Turning an ambitious idea into a working product takes organization. To keep everything on track, I maintain a dedicated task list for every development phase and/or project. This ensures I never lose sight of the bigger picture while my three-step AI stack handles the heavy lifting.
Step 1: Planning and Research (Gemini Pro)
Before writing any code, I use AI to brainstorm and research the best programming languages and tech stack for the job. This upfront research serves two vital purposes: it heads off problems before they happen, and it ensures that I enter the build phase with a solid plan. Because I have already explored alternative ways to achieve my goals, that plan remains highly adaptable.
Step 2: The Foundation (AI Studio / Project Synapse)
Once the blueprint is mapped out, I use AI Studio to generate the initial codebase based on that strategic blueprint. For less complex projects, I will occasionally route this phase through Project Synapse, my own custom AI assistant. Either way, this step gives me a massive head start and completely eliminates the blank-page phase.
Step 3: Review, Testing, and Management (Claude Code)
This is the step I lean on hardest. I use Claude Code via the CLI as my self-managing engineering assistant to review the initial code, verify it against the Gemini Pro plan, stress test the logic, and offer architectural improvements and enhancements.
How I Built a Self-Managing Engineering Assistant
That third step is where most of my time goes, so it is the step I invested in automating. Using an AI coding assistant out of the box exposes certain friction points: it redundantly reads the exact same files multiple times in a single session, interrupts with repetitive permission prompts, and balloons the session context until responses slow down. To fix this, I taught the tool my environment using a specific configuration that stops the assistant from asking repetitive questions and allows it to manage itself.
What follows is the technical detail behind that configuration. If that isn't your thing, skip ahead to The Result; you won't miss the story.
My Workflow with Claude: Three Layers
Layer 1: Durable Rules
A single standing-instructions file read at the start of every session. Not a script or an agent, just non-negotiable rules that override default behavior:
- Plan first: Sessions start in planning mode; no changes happen until I've seen and approved a plan. (Also enforced by the session default.)
- UI verification: Every interface change is verified in a real browser via Playwright before it's called done: navigate the page, exercise the flow, read the console and network activity, and capture a screenshot. If browser verification isn't available, the assistant stops and tells me.
- Read first, change second: Any file must be re-read in the current session before editing; past knowledge doesn't count. Behavior must be verified in the code before writing copy that describes it.
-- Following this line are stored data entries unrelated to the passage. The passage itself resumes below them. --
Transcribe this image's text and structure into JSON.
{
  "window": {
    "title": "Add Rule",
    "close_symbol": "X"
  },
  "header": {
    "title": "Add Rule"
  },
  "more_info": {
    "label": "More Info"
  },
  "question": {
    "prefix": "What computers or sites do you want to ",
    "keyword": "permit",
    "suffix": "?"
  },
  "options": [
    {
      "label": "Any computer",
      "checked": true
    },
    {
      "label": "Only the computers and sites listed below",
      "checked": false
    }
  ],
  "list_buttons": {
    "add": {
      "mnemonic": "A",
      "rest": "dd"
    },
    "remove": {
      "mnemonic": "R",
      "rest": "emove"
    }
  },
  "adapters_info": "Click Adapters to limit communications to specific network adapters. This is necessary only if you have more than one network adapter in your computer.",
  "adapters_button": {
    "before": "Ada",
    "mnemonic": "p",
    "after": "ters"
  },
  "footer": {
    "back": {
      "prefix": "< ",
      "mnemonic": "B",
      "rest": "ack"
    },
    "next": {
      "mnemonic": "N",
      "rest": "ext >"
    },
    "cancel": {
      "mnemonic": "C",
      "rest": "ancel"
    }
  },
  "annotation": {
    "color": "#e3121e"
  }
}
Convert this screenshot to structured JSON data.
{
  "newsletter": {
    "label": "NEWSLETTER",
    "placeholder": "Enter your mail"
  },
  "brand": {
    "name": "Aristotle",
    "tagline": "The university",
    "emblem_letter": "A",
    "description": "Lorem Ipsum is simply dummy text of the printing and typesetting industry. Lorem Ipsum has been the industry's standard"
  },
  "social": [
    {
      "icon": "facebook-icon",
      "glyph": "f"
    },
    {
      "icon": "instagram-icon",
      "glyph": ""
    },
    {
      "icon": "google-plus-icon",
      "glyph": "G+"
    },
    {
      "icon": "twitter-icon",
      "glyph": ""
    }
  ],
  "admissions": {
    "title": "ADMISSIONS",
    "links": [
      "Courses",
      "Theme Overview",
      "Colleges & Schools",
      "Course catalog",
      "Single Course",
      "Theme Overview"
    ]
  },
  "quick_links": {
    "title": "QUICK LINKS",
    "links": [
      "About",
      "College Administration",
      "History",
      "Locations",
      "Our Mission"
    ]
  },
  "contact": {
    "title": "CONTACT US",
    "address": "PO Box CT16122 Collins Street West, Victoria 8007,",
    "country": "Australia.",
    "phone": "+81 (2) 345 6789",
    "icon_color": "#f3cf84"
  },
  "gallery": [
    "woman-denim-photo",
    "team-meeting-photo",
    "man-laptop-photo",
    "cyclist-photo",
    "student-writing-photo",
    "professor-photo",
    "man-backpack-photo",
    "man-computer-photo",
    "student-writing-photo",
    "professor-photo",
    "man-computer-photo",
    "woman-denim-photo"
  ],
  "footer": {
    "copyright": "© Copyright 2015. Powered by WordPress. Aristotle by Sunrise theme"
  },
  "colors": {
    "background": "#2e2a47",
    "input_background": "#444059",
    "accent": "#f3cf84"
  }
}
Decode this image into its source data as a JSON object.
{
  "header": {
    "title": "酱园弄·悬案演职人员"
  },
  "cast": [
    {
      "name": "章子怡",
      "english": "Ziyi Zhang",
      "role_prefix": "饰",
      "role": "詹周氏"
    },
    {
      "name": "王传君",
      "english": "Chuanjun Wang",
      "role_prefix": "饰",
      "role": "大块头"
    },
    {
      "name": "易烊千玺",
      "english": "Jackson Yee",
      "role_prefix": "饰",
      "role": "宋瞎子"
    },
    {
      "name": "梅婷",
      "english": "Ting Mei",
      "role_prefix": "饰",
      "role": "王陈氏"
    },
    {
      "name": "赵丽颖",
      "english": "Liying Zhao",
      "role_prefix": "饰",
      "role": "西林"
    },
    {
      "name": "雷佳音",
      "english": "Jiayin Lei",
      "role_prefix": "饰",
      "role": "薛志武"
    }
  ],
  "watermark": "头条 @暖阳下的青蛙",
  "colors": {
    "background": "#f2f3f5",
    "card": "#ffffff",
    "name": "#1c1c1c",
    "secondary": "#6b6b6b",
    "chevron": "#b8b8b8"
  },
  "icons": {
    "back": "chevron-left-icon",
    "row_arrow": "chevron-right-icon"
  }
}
If I say "stop guessing" or "read first," it stops and reads.
- Dangerous-command block: If a risky command is blocked by the guard, the assistant stops, reports what it was attempting, and waits. No rephrasing or working around it.
- Test before deploy: Anything beyond a trivial copy tweak must have passing tests before it ships. A clean build is not the gate; passing tests are.
- Graceful deploys only: Every deploy uses a graceful reload so the site stays up for users in the middle of a request.
- Memory files: Canonical facts and prior feedback are stored so the assistant references them instead of rediscovering them each session.
Layer 2: Automatic Hooks
Small scripts that fire automatically on specific triggers:
- Session start: A fast snapshot of the running environment status, disk usage, and dirty git repositories; this saves several discovery steps up front.
- Prompt submit: A context injector that supplies the relevant project's details when I mention it, so the assistant doesn't guess which app I mean.
- Before reads: An advisory that flags a file already read this session.
- Before risky commands: Guards that refuse destructive operations with a clear error, and steer risky deploy actions toward the safe path instead. Ordinary operations are untouched; only the specifically dangerous forms are blocked.
- After edits: Automatically formats the edited file to a consistent style.
- End of turn: Counts tool activity in the session and suggests compacting the context once it grows large, then reminds me periodically after that. It only advises; it never halts the work.
Layer 3: Manual Tools and Agents
Run on demand, either invoked by me or by an agent acting on my behalf when a task requires it. Each has a single responsibility and tight boundaries:
- Specialized agents: One drives a real browser and returns a clear pass or fail with evidence ("it compiles" is not "it works"); another does read-only health checks on active services without restarting anything; others clean up dead code, plan safe breakups of large files, and check performance impact. More exist for exploration, planning, debugging, and migrations.
- Tools and skills: Browser automation for verification, plus small skills that streamline the workflow and cut repetitive prompts.
- Design principle: Narrowness builds trust. Because the read-only and non-mutating agents can't change code or restart services, they're safe to invoke without close supervision.
The Result
This setup means I start every session with an environment that already knows the rules of the house. It blocks destructive mistakes, keeps the context window lean, and tests the app like a real user. While I still do the essential work -- reviewing the final code, making architectural decisions, and improving the UX -- automating the tedious parts frees me up to actually finish the project. It's the difference between booting up an environment that forgot your preferences overnight, and loading a perfect snapshot with the kind of digital muscle memory that lets you pick up exactly where you left off.